O pescador voltou para sua casa para contar para sua mulher o que tinha acontecido.

‘Não se preocupe’, ela disse. ‘Eu irei consultar minha irmã.’

Sua irmã mais velha era uma vidente muito conhecida em sua parte da cidade.

‘O que o rei quer é te levar para a cama, minha irmã.’  Foi a primeira coisa que sua irmã lhe disse. ‘É por isso que ele quer tirar seu marido do caminho. Mas não se preocupe. Eu te direi o que fazer.’

No próximo dia, o pescador entrou no hall de entrada do palácio cavalgando um bode e andando ao mesmo tempo. O rei não conseguia acreditar no que estava vendo. O humilde pescador havia excedido o rei em esperteza.

‘Vejo que é muito esperto’, disse o rei, incapaz de esconder sua frustação, ‘e mostrou que sua devoção é o suficiente para aguçar sua engenhosidade’, acrescentou o rei, em tom de escusa. ‘Mas eu tenho que te colocar em mais uma prova.’

‘Mais uma?’ perguntou o pescador desesperadamente.

O rei acenou presunçosamente.

‘Amanhã quero que você compareça à minha frente nu e vestido ao mesmo tempo’, ele disse, ‘Se você não conseguir, será decapitado.’

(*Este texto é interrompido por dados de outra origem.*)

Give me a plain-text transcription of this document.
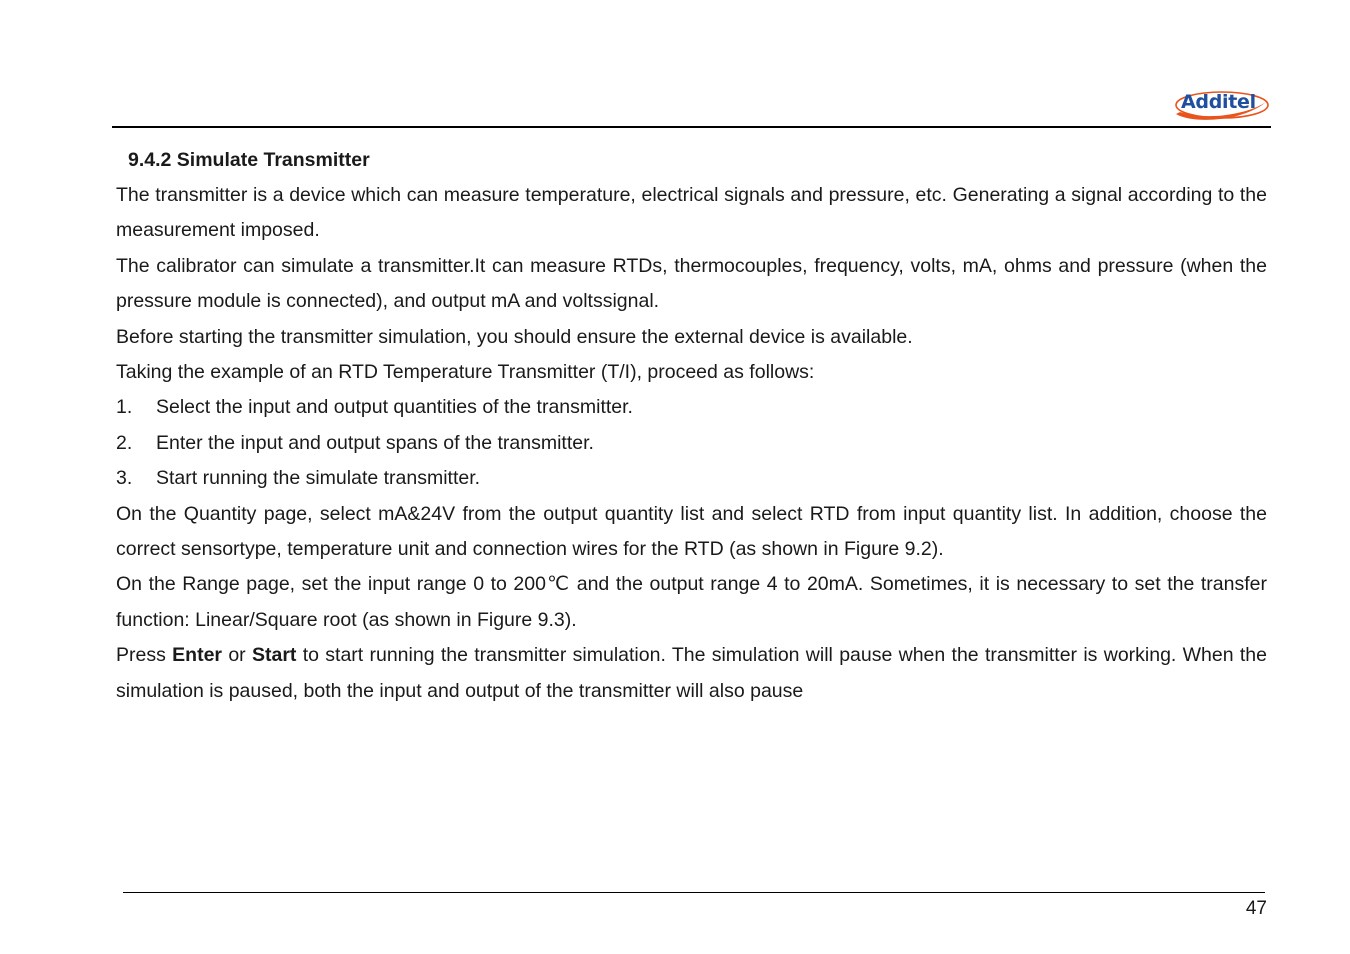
Additel

9.4.2 Simulate Transmitter

The transmitter is a device which can measure temperature, electrical signals and pressure, etc. Generating a signal according to the measurement imposed.

The calibrator can simulate a transmitter.It can measure RTDs, thermocouples, frequency, volts, mA, ohms and pressure (when the pressure module is connected), and output mA and voltssignal.

Before starting the transmitter simulation, you should ensure the external device is available.

Taking the example of an RTD Temperature Transmitter (T/I), proceed as follows:

1.	Select the input and output quantities of the transmitter.
2.	Enter the input and output spans of the transmitter.
3.	Start running the simulate transmitter.

On the Quantity page, select mA&24V from the output quantity list and select RTD from input quantity list. In addition, choose the correct sensortype, temperature unit and connection wires for the RTD (as shown in Figure 9.2).

On the Range page, set the input range 0 to 200℃ and the output range 4 to 20mA. Sometimes, it is necessary to set the transfer function: Linear/Square root (as shown in Figure 9.3).

Press Enter or Start to start running the transmitter simulation. The simulation will pause when the transmitter is working. When the simulation is paused, both the input and output of the transmitter will also pause

47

O pescador correu para casa para contar para sua esposa acerca da nova demanda do rei.

‘Agora ele quer que eu apareça à sua frente nu e vestido ao mesmo tempo’, ele disse angustiado.

‘Não se preocupe’, ela disse, franzindo as sobrancelhas. ‘Eu falarei com minha irmã.’

No dia seguinte o pescador compareceu ao palácio vestido somente com uma rede, o que o deixava ao mesmo tempo nu e vestido. O rei ficou visivelmente aborrecido, mas não teve outra coisa a fazer senão sorrir.

‘Vejo que realmente sua devoção é grande, porque sempre acha uma forma de atender meus pedidos’, ele afirmou hipocritamente. ‘Mas você terá que cumprir uma última tarefa para provar sua devoção.’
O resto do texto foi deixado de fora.